The primary goal of this service is to support pharmaceutical companies in obtaining reliable data that can be used for regulatory submissions. Precision in analytical methods directly impacts the success of a drug candidate by minimizing errors that could lead to incorrect conclusions about its safety or efficacy.
Our laboratories employ state-of-the-art equipment and methodologies, including high-performance liquid chromatography (HPLC), mass spectrometry (MS), and other advanced techniques. These tools allow us to perform complex analyses with minimal variability, ensuring that the results are consistent across multiple samples and trials.
The precision of these tests is crucial for several reasons:
- To ensure the accuracy of dosing in clinical trials,
- To identify potential contaminants or impurities,
- To assess the stability of drug formulations over time.
Our services encompass a wide range of tests, from simple concentration measurements to more complex multi-parameter analyses. Each test is conducted according to stringent protocols designed to minimize error and maximize precision.
In addition to our analytical capabilities, we also offer comprehensive support for method development and validation, ensuring that the methods used in clinical trials are robust and reliable. This includes developing new assays as well as validating existing ones against international standards such as those set by ICH Q2 (R1).

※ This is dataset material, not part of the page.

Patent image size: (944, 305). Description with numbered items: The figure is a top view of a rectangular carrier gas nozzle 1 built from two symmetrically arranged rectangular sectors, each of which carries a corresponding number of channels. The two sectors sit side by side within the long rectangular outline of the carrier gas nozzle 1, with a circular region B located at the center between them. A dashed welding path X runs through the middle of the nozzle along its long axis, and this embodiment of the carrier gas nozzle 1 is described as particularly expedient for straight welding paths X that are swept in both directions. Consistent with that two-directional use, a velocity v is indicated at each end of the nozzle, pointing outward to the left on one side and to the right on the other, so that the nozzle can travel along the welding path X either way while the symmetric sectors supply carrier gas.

Our laboratories have extensive experience working with various types of samples, including biological matrices like plasma or serum, as well as pharmaceutical formulations ranging from small molecules to biologics. We use a variety of techniques tailored to the specific requirements of each sample type.
Industry Applications
| Application Area | Description |
|---|---|
| Drug Development | Evaluation of drug stability and efficacy in various stages of clinical trials. |
| Regulatory Compliance | Supporting submissions to regulatory bodies like the FDA, EMA, and others. |
| Safety Assessment | Detecting impurities that could pose risks during clinical trials. |
| Pharmacokinetics | Analyzing how drugs are absorbed, distributed, metabolized, and excreted in the body. |
Quality and Reliability Assurance
We maintain strict quality control measures to ensure that every test performed meets or exceeds industry standards. Our laboratories are fully accredited under ISO 17025, which provides assurance of competence to perform specific types of laboratory tests.
- Regular calibration and maintenance of all instruments,
- Dedicated quality control personnel,
- Stringent validation procedures for new methods.
- All tests are conducted in accordance with Good Laboratory Practices (GLP),
- We use advanced statistical tools to analyze data and ensure precision,
- Our personnel undergo continuous training to stay abreast of the latest developments in analytical chemistry.
International Acceptance and Recognition
The results from our clinical trial analytical precision testing are widely accepted by regulatory agencies around the world. By adhering to international standards such as ISO, ICH guidelines, and others, we ensure that our work meets global expectations for quality and reliability.
Our laboratories have been recognized by multiple national authorities and international organizations. This recognition underscores our commitment to excellence and provides peace of mind for pharmaceutical companies seeking reliable data from their clinical trials.